Olofin
estaba disgustado con todos los pobladores de la Tierra porque ellos lo
habían olvidado. Por eso les quitó la lluvia. Con tan prolongada sequía
se morían los animales, se secaban las siembras y no había casi agua que
tomar.
Viendo el giro tan desagradable que tomaban las cosas en
el planeta, los orishas a quienes Olofin había entregado el cuidado del
mundo, se reunieron y a proposición de Shangó decidieron enviar a Yemayá para que fuera a ver a Olofin y le suplicara su perdón.
Yemayá
emprendió el camino de la montaña donde Olofin tiene su palacio. Pasó
mucho trabajo ascendiendo por la angosta senda por la que hubo de
caminar varios días, pero al fin llegó.
Tenía tanta sed que, al
llegar a los jardines, no pudo resistir más y se arrodilló a tomar agua
en un charco pestilente que allí encontró.
Mientras tanto Olofin,
que había salido a dar su paseo matinal, vio desde lejos que alguien se
había atrevido a perturbar su tranquilidad.
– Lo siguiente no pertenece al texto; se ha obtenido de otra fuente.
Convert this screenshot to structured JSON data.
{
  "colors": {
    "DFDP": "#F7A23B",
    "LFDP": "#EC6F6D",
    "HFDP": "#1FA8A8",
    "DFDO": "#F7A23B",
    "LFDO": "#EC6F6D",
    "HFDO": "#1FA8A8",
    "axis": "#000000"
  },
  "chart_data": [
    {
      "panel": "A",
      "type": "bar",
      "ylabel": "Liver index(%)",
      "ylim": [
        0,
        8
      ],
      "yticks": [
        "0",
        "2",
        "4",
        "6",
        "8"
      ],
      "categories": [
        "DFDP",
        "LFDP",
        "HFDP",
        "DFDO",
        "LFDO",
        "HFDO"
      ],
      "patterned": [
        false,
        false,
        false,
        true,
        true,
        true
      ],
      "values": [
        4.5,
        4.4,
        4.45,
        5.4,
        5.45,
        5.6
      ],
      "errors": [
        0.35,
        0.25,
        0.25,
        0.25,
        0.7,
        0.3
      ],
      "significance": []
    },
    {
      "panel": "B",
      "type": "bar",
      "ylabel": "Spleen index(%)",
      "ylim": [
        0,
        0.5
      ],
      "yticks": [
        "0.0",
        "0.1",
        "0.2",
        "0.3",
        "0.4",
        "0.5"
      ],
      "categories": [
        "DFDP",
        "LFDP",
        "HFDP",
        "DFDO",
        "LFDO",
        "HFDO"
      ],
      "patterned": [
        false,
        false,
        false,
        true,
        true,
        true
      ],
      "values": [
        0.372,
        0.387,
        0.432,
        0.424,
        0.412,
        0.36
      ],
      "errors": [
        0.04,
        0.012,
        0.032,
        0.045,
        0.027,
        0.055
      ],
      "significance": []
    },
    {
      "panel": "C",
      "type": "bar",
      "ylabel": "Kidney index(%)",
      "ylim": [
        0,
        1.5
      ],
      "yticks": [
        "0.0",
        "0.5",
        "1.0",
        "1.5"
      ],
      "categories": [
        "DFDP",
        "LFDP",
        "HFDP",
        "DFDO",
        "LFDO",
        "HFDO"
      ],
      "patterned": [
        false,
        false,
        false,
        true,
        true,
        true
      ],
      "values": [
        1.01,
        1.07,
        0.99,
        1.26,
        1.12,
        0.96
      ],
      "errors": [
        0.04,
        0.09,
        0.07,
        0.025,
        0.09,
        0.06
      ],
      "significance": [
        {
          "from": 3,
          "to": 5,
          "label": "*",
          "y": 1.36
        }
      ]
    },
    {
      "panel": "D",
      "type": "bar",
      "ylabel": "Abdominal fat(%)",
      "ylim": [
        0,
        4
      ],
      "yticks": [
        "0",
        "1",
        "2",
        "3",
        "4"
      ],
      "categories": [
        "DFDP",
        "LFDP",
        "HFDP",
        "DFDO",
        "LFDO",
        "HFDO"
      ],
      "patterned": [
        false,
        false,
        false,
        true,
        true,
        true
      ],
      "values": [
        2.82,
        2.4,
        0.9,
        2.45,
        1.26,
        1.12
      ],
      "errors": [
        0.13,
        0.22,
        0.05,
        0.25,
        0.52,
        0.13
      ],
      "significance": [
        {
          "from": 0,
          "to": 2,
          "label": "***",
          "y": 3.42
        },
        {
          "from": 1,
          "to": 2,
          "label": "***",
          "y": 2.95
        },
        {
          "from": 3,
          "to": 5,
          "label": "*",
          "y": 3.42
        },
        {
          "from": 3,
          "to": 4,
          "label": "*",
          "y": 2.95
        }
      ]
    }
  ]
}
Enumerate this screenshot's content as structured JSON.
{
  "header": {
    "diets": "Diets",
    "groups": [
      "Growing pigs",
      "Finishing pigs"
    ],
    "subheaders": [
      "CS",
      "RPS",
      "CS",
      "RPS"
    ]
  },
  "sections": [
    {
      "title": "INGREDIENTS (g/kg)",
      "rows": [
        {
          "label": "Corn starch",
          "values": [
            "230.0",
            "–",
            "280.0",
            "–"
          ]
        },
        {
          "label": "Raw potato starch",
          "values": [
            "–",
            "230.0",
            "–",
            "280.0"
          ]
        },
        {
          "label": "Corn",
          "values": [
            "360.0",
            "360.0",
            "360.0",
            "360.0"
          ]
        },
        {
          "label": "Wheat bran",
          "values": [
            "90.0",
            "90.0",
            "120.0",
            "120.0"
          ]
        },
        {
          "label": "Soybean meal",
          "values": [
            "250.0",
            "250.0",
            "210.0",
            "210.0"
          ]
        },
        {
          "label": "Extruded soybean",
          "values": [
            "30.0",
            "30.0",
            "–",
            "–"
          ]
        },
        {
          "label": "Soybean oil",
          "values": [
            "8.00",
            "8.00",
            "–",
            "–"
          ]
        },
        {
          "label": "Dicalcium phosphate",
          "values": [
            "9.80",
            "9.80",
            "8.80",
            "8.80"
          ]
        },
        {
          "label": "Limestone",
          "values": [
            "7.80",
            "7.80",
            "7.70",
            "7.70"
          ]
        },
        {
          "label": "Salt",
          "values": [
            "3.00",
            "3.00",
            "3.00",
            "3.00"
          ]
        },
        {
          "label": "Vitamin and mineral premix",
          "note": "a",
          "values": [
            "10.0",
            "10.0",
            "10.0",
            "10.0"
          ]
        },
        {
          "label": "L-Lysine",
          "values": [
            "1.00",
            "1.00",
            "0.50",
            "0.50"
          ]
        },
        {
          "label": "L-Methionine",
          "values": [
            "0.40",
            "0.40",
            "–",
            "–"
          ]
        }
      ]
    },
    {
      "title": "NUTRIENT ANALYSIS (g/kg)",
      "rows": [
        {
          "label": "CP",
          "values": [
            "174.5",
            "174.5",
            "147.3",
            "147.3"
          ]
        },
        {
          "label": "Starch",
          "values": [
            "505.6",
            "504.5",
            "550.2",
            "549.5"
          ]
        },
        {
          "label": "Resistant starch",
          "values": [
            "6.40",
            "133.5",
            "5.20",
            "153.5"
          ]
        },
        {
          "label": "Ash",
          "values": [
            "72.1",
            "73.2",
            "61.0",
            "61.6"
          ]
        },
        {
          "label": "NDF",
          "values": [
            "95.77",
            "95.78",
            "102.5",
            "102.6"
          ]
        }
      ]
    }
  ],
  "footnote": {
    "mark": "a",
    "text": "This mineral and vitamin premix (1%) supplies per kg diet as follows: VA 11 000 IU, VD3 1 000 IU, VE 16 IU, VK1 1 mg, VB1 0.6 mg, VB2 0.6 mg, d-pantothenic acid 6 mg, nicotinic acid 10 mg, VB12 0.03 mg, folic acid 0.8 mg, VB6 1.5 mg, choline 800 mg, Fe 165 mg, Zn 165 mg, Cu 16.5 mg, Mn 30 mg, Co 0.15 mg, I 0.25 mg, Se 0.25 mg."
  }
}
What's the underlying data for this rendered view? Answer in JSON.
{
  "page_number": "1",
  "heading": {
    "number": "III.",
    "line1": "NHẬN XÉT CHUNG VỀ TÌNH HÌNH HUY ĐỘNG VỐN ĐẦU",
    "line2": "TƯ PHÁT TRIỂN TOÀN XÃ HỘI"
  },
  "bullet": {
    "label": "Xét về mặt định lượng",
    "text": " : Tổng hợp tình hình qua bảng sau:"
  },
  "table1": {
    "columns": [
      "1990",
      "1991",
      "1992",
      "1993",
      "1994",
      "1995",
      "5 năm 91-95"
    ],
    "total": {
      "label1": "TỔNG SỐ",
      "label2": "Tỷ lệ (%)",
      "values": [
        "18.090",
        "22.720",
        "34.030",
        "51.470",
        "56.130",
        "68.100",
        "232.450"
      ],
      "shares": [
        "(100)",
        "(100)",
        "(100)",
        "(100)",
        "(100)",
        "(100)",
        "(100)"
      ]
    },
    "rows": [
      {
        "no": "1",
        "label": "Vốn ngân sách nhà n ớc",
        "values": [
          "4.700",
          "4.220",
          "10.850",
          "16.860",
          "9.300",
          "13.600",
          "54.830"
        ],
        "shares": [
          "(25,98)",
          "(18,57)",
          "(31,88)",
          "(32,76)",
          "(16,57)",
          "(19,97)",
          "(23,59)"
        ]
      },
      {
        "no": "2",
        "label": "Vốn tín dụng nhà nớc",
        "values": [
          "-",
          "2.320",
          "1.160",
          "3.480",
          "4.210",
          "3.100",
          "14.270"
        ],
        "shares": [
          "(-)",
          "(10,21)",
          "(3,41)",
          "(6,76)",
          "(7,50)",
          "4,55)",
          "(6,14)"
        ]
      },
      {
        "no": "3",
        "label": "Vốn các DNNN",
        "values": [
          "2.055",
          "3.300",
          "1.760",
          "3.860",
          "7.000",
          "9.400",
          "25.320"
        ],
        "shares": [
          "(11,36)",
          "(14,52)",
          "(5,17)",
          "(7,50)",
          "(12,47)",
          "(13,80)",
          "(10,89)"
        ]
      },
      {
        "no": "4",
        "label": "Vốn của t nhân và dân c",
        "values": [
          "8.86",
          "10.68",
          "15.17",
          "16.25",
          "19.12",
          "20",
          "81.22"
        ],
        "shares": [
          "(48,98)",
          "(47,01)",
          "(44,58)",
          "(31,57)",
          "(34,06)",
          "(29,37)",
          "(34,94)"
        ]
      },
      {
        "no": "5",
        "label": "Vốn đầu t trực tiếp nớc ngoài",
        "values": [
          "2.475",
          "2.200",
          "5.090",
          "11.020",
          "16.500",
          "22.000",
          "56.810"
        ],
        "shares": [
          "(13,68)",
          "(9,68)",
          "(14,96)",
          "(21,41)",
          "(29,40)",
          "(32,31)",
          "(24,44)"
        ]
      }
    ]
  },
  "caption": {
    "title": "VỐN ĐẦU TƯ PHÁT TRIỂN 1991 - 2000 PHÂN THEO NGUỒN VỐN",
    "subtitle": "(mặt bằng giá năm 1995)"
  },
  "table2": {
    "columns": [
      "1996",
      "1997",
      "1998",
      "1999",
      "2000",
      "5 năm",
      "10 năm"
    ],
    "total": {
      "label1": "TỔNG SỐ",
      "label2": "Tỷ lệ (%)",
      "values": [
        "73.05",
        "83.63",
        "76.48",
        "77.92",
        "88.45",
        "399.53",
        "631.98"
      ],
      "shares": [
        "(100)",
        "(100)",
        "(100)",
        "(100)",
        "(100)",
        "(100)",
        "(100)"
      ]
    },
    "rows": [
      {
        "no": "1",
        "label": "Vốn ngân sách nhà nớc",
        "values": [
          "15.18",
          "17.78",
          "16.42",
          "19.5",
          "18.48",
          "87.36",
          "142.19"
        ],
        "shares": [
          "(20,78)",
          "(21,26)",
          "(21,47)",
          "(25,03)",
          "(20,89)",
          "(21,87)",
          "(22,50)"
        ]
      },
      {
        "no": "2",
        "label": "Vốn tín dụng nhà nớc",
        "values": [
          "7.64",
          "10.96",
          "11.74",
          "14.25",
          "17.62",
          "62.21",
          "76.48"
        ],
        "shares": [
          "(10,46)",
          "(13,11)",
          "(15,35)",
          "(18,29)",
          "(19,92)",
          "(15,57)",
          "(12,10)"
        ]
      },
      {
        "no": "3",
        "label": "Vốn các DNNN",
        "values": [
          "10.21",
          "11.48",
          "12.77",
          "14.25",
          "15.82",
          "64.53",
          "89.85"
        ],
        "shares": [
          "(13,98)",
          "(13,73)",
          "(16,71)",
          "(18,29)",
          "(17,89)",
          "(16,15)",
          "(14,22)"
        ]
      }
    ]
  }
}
Al acercarse para ver quién
era el intruso, se quedó perplejo al encontrarse con Yemayá que tragaba
ansiosa el agua sucia del charco. Fue tanta la compasión, que le dijo
que se levantara, que perdonaba a los hombres gracias a ese acto de ella
y que les mandaría el agua poco a poco, para que no hubiera daños. Por
eso es que hay que darle agua a los santos cuando vienen.